Phenotype file generation
The automatic combination and pre-processing of phenotypic data is extremely complex and is therefore not within the scope of this tool. However, we provide a python script, “Tutorial-for-Phenotype-File.py” which acts as a step-by-step tutorial for the user to generate their own python script for collating and pre-processing the data they wish to use. In brief, the required files are loaded into the python environment and pandas is used to extract the columns based on the column name. These extracted columns are combined into a new data frame using the ‘Sample_ID’ column, as each row represents an individual within the study. As occurrence of disease is recorded as number of months into the study that the participant was diagnosed with the disease, we also demonstrate how to transform this data into the age at which the patient was diagnosed. Of note, this script also demonstrates how to generate a covariate file with the phenotype information and the PCA information provided in the dataset.
Genotype file conversion overview
Canary is capable of automatically converting the imputed dosage files into PLINK compatible files. To achieve this, Canary has 3 modules which complement each other. An overview of the 3 modules of Canary can be seen in Fig. 2.
Convert-mac module
The convert-mac module of Canary performs the steps demonstrated in Figs. 3, 4, 5, 6, 7, 8 automatically with a single command line argument which specifies: the input file directories, desired project name, and output directory. Importantly, this module of Canary deals with a single sub-study at a time. In the initial step, Canary combines the consent groups by combining each of chromosome dose files i.e., consent group 1 chromosome 1 with consent group 2 with chromosome 1 (Fig. 4). It is worth noting that, whilst this specific dataset only requires the combination of 2 consent groups, Canary is capable of combining as many as required by the user. A QC check is then performed to make sure that the combination was without error, and the output is saved to a file in the output directory for the user (Fig. 5).

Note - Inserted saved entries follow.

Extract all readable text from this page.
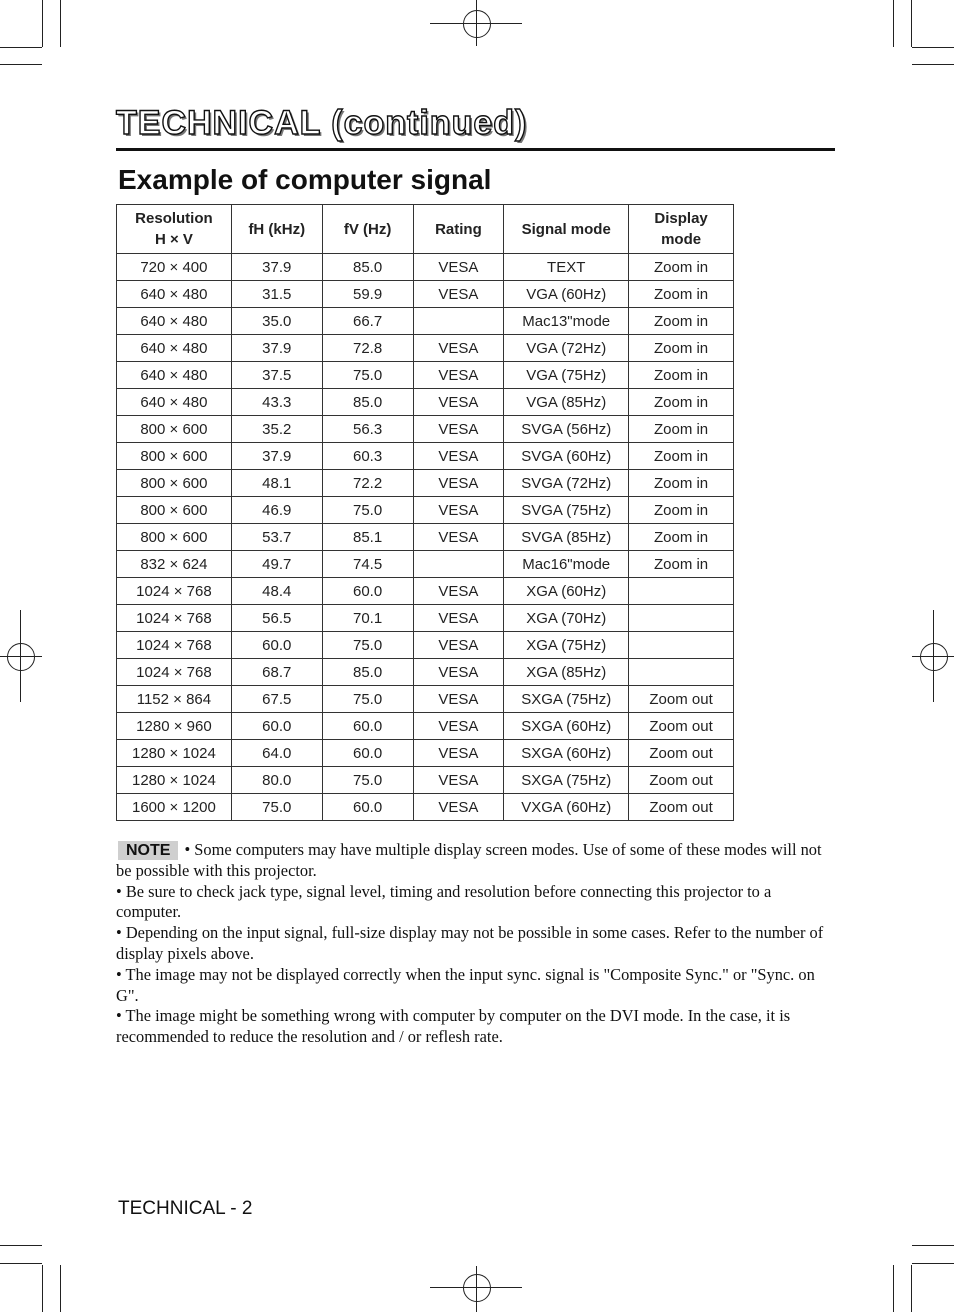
TECHNICAL (continued)
Example of computer signal
Resolution
H × V	fH (kHz)	fV (Hz)	Rating	Signal mode	Display
mode
720 × 400	37.9	85.0	VESA	TEXT	Zoom in
640 × 480	31.5	59.9	VESA	VGA (60Hz)	Zoom in
640 × 480	35.0	66.7		Mac13"mode	Zoom in
640 × 480	37.9	72.8	VESA	VGA (72Hz)	Zoom in
640 × 480	37.5	75.0	VESA	VGA (75Hz)	Zoom in
640 × 480	43.3	85.0	VESA	VGA (85Hz)	Zoom in
800 × 600	35.2	56.3	VESA	SVGA (56Hz)	Zoom in
800 × 600	37.9	60.3	VESA	SVGA (60Hz)	Zoom in
800 × 600	48.1	72.2	VESA	SVGA (72Hz)	Zoom in
800 × 600	46.9	75.0	VESA	SVGA (75Hz)	Zoom in
800 × 600	53.7	85.1	VESA	SVGA (85Hz)	Zoom in
832 × 624	49.7	74.5		Mac16"mode	Zoom in
1024 × 768	48.4	60.0	VESA	XGA (60Hz)	
1024 × 768	56.5	70.1	VESA	XGA (70Hz)	
1024 × 768	60.0	75.0	VESA	XGA (75Hz)	
1024 × 768	68.7	85.0	VESA	XGA (85Hz)	
1152 × 864	67.5	75.0	VESA	SXGA (75Hz)	Zoom out
1280 × 960	60.0	60.0	VESA	SXGA (60Hz)	Zoom out
1280 × 1024	64.0	60.0	VESA	SXGA (60Hz)	Zoom out
1280 × 1024	80.0	75.0	VESA	SXGA (75Hz)	Zoom out
1600 × 1200	75.0	60.0	VESA	VXGA (60Hz)	Zoom out

NOTE • Some computers may have multiple display screen modes. Use of some of these modes will not be possible with this projector.

• Be sure to check jack type, signal level, timing and resolution before connecting this projector to a computer.

• Depending on the input signal, full-size display may not be possible in some cases. Refer to the number of display pixels above.

• The image may not be displayed correctly when the input sync. signal is "Composite Sync." or "Sync. on G".

• The image might be something wrong with computer by computer on the DVI mode. In the case, it is recommended to reduce the resolution and / or reflesh rate.

TECHNICAL - 2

Once the consent groups have been combined, Canary uses dose2plink.c previously developed by other research to convert the dose and info files into pdat and pfam files in PLINK format [16] (Fig. 6). In order to build dose2plink within the Canary container, dose2plink was modified; further details can be found on the GitHub repo for the modified tool [22]. dose2plink.c was chosen over the original dose2plink due to the higher efficiency of the C language in comparison to Perl, and due to the fact that dose2plink.c creates a single output per chromosome instead of producing small segments of each chromosome which then need to be combined.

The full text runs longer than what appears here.